Gli allenatori come le castagne, cadono in autunno. Diminuiscono i posti di lavoro e la concorrenza è spietata
Il primo, prezioso, consiglio che l’indimenticabile Italo Allodi, un precursore del calcio di casa nostra, allora magnifico rettore del Settore Tecnico di Coverciano, dava agli allievi che frequentavano i corsi per diventare allenatori, era quello di firmare il contratto, ma di non disfare mai le proprie valigie. Di tenerle sempre pronte. Una sorta di precariato perenne conseguenza della eccessiva volubilità dell’ ambiente calcistico territoriale e delle tante componenti negative che ne condizionano la gestione tecnico/sportiva . A tutti i livelli ed in tutte le categorie. Alle volte, infatti, basta perdere un paio di partite e ci si trova già sulla graticola. La “curva” che chiede l’ esonero. Gli scricchiolii dello spogliatoio. Il rapporto che si incrina con il direttore, perché è risaputo, nelle difficoltà ognuno protegge il proprio fondo schiena. Le pressioni esterne sul presidente di chi raccomanda e di chi “sponsorizza”! Fatto sta che, nello scarica barile degli insuccessi, per una scelta divenuta nel tempo storica, a soccombere sono sempre e soltanto gli allenatori.
Una professione senza dubbio difficile. Dai tempi in cui il “mago” Helenio ed il “paròn” Nereo vincevano le Coppe dei Campioni con una semplicità disarmante, le tecniche si sono evolute. Direi esasperate nella tattica ed anche nella terminologia. La palla filtrante è diventata una “imbucata”, i contropiede si chiamano “ripartenze”, la palla respinta non è più una palla persa, ma una “seconda palla”. Per vincere però bisogna sempre metterla dentro e spesso accade, in barba a tutte le alchimie tattiche, solo grazie alla destrezza personale del singolo. Un guizzo travolgente o una parabola imprendibile, che fanno balzare in piedi lo stadio.
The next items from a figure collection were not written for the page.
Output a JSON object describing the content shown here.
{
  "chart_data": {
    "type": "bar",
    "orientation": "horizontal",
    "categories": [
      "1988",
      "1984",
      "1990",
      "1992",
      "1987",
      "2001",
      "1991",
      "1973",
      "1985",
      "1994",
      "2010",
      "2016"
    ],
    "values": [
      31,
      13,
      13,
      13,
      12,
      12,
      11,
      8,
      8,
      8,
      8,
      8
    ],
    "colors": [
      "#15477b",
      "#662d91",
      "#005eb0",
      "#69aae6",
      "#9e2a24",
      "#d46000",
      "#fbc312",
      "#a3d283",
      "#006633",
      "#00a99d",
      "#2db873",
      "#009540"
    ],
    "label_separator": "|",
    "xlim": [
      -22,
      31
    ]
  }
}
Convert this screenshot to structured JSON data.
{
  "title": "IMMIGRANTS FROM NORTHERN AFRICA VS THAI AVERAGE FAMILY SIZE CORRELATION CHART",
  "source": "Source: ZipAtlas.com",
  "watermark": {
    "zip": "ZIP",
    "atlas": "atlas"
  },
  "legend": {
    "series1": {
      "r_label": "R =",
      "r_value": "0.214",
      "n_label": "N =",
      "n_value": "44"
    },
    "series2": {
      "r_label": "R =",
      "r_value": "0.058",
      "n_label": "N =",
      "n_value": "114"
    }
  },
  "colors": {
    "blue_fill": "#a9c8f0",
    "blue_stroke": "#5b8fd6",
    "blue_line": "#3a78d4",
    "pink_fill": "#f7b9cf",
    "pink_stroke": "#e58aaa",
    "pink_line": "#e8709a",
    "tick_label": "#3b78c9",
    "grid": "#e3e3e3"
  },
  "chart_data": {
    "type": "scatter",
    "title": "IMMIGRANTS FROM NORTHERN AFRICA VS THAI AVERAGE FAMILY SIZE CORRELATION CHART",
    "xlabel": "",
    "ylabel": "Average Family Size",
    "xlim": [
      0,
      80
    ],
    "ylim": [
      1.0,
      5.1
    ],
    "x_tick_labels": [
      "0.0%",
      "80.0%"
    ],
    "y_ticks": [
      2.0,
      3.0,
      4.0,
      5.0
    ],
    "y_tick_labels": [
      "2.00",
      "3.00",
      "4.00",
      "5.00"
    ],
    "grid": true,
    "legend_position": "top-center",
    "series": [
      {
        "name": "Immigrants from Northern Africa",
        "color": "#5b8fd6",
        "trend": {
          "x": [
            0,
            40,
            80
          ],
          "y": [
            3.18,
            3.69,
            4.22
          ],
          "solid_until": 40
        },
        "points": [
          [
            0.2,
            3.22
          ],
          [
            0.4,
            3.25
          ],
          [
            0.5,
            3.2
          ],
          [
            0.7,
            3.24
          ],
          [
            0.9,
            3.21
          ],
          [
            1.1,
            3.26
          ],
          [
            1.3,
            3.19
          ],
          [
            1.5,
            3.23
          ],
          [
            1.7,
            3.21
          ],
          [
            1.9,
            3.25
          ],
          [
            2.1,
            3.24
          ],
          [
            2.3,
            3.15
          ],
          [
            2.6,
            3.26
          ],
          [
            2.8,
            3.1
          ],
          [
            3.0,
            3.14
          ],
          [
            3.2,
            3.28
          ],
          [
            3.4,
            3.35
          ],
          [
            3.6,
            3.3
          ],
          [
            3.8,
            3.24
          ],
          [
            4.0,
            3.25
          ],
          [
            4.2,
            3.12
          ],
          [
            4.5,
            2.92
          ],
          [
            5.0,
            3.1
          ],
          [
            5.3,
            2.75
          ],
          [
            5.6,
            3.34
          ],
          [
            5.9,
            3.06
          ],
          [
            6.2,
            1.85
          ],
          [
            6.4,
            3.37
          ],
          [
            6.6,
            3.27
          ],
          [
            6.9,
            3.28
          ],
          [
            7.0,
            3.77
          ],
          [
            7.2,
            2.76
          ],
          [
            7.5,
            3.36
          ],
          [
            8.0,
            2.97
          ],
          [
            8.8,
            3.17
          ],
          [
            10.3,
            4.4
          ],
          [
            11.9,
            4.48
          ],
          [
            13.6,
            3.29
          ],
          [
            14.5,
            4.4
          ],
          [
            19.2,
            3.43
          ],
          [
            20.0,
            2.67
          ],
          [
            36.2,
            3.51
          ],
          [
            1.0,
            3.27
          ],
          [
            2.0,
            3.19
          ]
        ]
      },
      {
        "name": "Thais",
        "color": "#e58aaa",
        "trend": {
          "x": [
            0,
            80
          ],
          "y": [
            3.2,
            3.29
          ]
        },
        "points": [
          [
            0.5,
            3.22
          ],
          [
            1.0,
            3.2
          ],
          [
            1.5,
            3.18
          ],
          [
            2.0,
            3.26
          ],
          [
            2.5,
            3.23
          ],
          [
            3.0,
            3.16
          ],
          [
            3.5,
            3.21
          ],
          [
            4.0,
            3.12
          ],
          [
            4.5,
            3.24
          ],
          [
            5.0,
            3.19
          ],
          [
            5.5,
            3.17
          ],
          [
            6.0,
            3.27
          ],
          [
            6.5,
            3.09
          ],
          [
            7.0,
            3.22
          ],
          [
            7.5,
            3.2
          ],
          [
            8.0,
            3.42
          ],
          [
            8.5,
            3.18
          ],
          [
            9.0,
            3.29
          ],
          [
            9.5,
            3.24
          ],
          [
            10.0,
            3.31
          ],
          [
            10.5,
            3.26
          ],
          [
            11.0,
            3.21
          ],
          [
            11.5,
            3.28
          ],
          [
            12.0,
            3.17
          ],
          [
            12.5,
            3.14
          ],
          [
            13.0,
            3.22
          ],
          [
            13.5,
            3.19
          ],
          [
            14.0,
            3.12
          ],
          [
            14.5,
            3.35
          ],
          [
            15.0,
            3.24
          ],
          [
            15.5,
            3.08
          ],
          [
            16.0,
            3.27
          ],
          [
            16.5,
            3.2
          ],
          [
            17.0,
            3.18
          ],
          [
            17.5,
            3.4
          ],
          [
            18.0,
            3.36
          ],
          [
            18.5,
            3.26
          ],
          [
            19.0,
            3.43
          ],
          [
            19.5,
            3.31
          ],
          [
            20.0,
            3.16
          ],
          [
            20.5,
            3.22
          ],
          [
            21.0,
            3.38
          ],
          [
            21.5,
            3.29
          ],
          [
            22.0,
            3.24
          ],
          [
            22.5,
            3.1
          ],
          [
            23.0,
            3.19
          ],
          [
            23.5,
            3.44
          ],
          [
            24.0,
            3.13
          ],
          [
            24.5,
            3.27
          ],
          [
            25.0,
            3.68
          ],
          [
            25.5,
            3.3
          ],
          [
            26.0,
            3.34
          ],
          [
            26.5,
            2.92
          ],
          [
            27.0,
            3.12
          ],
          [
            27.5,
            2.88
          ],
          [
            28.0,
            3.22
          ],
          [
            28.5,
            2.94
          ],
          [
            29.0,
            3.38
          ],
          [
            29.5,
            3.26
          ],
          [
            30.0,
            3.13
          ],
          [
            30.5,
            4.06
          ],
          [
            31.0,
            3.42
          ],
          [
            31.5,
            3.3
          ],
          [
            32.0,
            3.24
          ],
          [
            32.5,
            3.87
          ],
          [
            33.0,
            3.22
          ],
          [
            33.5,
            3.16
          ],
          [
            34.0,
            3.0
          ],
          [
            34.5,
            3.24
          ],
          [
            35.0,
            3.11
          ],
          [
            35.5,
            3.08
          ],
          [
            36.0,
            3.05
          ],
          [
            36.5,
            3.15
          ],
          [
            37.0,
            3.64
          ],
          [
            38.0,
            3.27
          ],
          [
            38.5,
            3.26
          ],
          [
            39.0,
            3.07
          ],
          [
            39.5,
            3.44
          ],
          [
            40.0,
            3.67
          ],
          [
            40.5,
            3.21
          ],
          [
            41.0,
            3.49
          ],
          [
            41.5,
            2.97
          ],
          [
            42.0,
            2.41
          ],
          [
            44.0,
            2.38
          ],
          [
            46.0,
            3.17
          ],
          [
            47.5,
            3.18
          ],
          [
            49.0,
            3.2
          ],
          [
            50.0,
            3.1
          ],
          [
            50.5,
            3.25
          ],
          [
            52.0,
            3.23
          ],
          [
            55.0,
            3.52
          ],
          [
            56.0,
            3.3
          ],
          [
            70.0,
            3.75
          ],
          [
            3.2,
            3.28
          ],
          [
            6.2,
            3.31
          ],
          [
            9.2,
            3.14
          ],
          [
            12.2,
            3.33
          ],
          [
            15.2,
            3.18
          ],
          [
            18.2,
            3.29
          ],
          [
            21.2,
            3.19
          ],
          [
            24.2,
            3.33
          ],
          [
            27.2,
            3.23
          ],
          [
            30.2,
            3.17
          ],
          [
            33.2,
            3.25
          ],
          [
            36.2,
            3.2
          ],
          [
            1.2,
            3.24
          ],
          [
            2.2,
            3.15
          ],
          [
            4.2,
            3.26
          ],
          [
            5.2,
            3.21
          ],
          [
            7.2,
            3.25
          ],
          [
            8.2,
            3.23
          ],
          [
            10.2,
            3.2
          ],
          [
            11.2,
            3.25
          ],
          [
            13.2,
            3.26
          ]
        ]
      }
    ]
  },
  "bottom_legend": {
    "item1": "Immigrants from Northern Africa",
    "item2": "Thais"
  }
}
A Santa Maria Novella, presso l’Università del calcio, si sfornano allenatori in quantità industriale. Anno dopo anno. La concorrenza è diventata spietata. I “santoni” del calcio hanno l’ abitudine, consolidata, del “dì che ti mando io” e di raccomandare i loro allievi prediletti. I risultati sono spesso negativi. Alle volte alcuni, pur di lavorare, accettano condizioni da capestro, arrivano anche a firmare, contestualmente, contratto economico e risoluzione consensuale del rapporto. In definitiva una sorta di licenziamento annunciato. Sopratutto in considerazione del fatto che i posti di lavoro, frutto della riforma dei campionati, sono diminuiti e si sta affermando, sempre di più, quella moda degli allenatori che viaggiano con l’ ormai famoso “zainetto”. Accade anche in Lega Pro.
Esiste altresì un malcostume dirigenziale, recentemente denunciato dagli stessi interessati. “Ti faccio lavorare, quanto mi porti di sponsorizzazione?” è una richiesta, ormai ricorrente, avanzata a più di un tecnico. La meritocrazia, lo evidenziano i fatti, è andata a farsi benedire.
Ecco quindi spiegato perché, al giorno d’ oggi, licenziare un allenatore diventa sempre più facile. Costa poco ed il naturale avvicendamento potrebbe addirittura portare vantaggi economici. Nulla da stupirsi, pertanto, se le panchine saltano con la stessa facilità con la quale, in questa stagione, cadono le castagne.
A proposito di meritocrazia. Sponsor e calcio. Un binomio indissolubile e di successo. Principalmente economico. Antonio Conte approda sulla panchina della nazionale “convinto” dalla corposa partecipazione economica, riguardante i suoi emolumenti, dell’azienda leader che sponsorizza gli azzurri del calcio. Super Mario che, guarda caso, indossa gli scarpini con lo stesso logo di quell’azienda, ritrova la strada di Coverciano nel momento più buio della sua carriera. Un controsenso? Assolutamente no! Non vedo cosa ci sia poi da meravigliarsi così tanto. Era tutto nella logica e nei patti. Bisognava soltanto attendere il raffreddarsi della patata.
Nel tentativo di offrire spiegazioni,in merito all’argomento di cui sopra, che dire dell’imbarazzante confusione manifestata, in conferenza stampa, da Antonio Conte? Fosse potuto tornare indietro di qualche tempo, si sarebbe morso la lingua.
Come si dice, rispettando il valore del silenzio ed il peso delle parole? Di un bel tacer non fu mai scritto.